New appointment to Board of Directors


The Board of Directors of Kinross has appointed Kenneth Irving as a Director. Mr. Irving was CEO of Irving Oil for more than 10 years, leading the company's operations and business development initiatives, including expansion of the refining and trading business; entering the electric power and LNG terminal business; becoming the largest exporter of petroleum products into the United States; and leading the industry with many environmental performance improvements.


Outlook


The forward-looking information contained in this section is subject to the risk factors and assumptions contained in the Cautionary Statement on Forward-Looking Information located on page 11 of this news release.


Kinross expects to be within its previously stated full-year production guidance of 2.6 - 2.7 million gold equivalent ounces for 2011, and toward the lower end of its previously stated full-year cost guidance of $565 - 610 per gold equivalent ounce.


Kinross expects its capital expenditures for the full year to be within the previously stated guidance of $1.5 billion. The Company also expects to make approximately $190 million in advance payments to suppliers, compared to previous guidance of $130 million, primarily as a result of accelerated purchases for the Tasiast expansion project.

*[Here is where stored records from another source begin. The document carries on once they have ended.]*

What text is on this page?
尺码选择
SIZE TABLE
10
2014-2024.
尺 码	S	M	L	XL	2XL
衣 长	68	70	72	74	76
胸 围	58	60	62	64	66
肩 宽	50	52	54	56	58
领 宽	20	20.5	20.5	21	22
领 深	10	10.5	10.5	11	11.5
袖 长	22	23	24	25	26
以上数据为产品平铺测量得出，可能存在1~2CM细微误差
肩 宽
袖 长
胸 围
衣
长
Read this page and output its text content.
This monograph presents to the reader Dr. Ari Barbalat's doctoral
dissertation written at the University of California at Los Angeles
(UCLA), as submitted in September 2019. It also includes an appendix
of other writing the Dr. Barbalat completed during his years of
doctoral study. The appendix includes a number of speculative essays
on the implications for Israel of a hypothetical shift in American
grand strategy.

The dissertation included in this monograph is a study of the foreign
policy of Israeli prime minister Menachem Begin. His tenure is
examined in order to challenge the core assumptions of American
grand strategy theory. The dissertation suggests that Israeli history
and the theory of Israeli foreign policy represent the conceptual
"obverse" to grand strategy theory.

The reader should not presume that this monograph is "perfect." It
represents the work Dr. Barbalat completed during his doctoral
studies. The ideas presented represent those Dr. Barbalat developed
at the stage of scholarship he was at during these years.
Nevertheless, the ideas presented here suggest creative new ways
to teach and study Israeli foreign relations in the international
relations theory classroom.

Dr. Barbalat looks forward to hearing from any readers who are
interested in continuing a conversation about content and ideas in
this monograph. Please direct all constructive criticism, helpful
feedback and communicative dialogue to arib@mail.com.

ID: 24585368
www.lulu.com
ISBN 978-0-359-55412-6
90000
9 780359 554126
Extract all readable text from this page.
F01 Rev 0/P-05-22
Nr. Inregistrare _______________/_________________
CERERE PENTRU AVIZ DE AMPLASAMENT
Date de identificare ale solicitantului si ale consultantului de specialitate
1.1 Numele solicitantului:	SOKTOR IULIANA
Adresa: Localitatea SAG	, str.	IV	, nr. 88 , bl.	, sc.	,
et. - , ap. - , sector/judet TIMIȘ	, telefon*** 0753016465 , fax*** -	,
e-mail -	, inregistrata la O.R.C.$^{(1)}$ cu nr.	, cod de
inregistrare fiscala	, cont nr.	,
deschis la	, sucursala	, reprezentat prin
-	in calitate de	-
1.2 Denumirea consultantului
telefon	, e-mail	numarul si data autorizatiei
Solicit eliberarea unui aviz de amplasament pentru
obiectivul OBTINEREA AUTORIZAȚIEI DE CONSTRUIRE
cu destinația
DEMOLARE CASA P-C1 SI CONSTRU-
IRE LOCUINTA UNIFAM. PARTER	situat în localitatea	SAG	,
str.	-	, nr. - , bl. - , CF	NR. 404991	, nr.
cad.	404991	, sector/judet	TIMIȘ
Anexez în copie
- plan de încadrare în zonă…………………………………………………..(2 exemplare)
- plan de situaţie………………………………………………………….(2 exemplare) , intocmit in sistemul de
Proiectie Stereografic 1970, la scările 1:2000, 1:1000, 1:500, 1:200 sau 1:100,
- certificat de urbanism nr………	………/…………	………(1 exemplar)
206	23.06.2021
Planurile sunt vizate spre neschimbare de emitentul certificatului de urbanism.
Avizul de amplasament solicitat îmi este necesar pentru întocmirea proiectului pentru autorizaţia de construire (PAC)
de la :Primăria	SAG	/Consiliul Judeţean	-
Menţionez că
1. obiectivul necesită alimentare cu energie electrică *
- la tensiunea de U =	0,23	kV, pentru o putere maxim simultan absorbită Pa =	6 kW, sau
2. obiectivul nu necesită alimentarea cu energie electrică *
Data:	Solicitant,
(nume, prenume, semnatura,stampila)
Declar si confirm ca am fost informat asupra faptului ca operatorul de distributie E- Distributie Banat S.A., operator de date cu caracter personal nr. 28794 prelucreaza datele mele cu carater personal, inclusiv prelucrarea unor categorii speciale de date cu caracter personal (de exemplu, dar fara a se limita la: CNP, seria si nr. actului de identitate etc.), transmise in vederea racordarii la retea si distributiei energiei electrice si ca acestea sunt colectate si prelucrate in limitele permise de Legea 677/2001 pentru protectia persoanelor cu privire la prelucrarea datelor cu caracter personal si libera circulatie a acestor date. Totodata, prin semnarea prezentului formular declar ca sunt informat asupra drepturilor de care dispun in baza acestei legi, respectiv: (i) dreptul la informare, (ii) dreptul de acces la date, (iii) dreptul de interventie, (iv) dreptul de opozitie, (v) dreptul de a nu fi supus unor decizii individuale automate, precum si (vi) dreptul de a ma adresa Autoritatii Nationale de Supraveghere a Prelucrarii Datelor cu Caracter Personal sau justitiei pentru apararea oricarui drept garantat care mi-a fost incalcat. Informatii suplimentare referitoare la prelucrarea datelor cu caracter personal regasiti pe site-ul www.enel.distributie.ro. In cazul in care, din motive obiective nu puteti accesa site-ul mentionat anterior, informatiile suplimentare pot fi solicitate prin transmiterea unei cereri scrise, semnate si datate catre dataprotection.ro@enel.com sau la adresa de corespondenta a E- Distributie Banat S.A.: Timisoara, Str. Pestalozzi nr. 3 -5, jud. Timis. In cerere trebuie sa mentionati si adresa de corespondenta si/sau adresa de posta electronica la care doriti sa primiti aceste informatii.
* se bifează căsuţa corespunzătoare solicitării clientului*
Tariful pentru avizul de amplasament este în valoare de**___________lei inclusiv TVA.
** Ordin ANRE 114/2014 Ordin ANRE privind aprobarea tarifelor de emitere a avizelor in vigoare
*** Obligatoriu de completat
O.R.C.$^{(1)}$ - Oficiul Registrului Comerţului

The Company plans to increase its total aggregate exploration expenditure by approximately $10 to $20 million for the remainder of 2011, above the previously stated forecast of $175 million in total expensed and capitalized 2011 exploration expenditures.


Conference call details


In connection with this news release, Kinross will hold a conference call and audio webcast on Thursday, August 11, 2011 at 8 a.m. ET to discuss the results, followed by a question-and-answer session. To access the call, please dial:



Canada & US toll-free - 1-800-319-4610
Outside of Canada & US - 1-604-638-5340


Replay (available up to 14 days after the call):



Canada & US toll-free - 1-800-319-6413; Passcode - 3310 followed by #.
Outside of Canada & US - 1-604-638-9010; Passcode - 3310 followed by #.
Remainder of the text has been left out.